Last Sunday, Falklanders were asked whether or not they wished their island - and home - to remain a British Overseas Territory. 99.8% of people voted 'yes'. Argentina's government immediately - actually, beforehand, preempting the result - announced the referendum to be 'invalid'.
In other words, the people of the Falklands seemingly do not have the same rights as other peoples in other nations. Whilst popular votes in Argentina are a democratic right and a cornerstone of government and society, the same purportedly cannot be said of the Falklands.
For Falklanders, a popular vote is declared 'invalid'. Let us be clear about this assertion. The government of Argentina is declaring that the entire population of a territory - the only inhabitants for two centuries and the only ones ever to have lived there for more than a generation - have no right to decide their own future.

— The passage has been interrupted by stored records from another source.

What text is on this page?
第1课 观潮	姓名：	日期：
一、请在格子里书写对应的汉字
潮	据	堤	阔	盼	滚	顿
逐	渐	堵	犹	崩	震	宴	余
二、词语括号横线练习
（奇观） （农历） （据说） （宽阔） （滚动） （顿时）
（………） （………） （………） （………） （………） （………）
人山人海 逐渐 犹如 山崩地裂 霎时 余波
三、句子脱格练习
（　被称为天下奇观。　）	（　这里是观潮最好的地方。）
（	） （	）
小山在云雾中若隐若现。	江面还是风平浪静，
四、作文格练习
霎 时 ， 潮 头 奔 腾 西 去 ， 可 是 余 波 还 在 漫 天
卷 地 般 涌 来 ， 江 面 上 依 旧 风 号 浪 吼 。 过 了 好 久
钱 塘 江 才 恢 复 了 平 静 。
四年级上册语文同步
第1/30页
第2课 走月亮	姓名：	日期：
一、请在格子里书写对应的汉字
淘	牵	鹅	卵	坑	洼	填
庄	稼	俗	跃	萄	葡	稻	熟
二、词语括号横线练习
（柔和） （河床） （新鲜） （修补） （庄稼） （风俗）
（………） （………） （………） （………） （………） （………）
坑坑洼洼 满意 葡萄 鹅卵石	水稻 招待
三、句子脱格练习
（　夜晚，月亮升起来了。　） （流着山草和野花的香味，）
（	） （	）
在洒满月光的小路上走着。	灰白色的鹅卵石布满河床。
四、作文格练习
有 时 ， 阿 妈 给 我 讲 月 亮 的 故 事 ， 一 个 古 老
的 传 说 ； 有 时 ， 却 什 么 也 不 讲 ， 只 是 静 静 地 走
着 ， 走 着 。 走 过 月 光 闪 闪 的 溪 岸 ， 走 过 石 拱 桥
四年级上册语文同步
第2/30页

Presumably, in their view, Argentina's government do hold that right. Thus what is being asserted is that the rights of an entire people are worth less than a neighbouring country's tenacious reiteration of a two-hundred-year-old claim which has never been conclusively verified one way or the other.
We could have a long discussion about those claims. I could cite some 17th century treaty; perhaps Argentine readers could cite some other one. This is ridiculous behaviour.
And I'm not suggesting that every Argentine takes the view of their government, any more than every Briton takes the view that we should close our borders or leave the EU. However, it is apparent that many do.
I would ask those Argentine readers - provided they are interested in justice, as opposed to nationalist flag-waving - to consider what they are really demanding. Are they actually asserting that Falkanders don't have the same rights as other peoples? Do they really expect, in 2013, to turn this island and its people into an Argentinian colony? Or, if they are not calling for colonialism, would they like to expel an entire population from their homes in order to adhere to a disputed, centuries-old agreement between a colonial power and a colonial administration which no longer exists as it did then?
If Argentina is the progressive nation it seems to be - I often wish Britain could be as open-minded - then Argentines need to ask themselves a serious question.
Are they calling for a return to colonialism? If not, are they calling for the expulsion of an entire people from their homes? If not, then what? Or is it possible that they haven't quite thought through the implications of what they are calling for at all?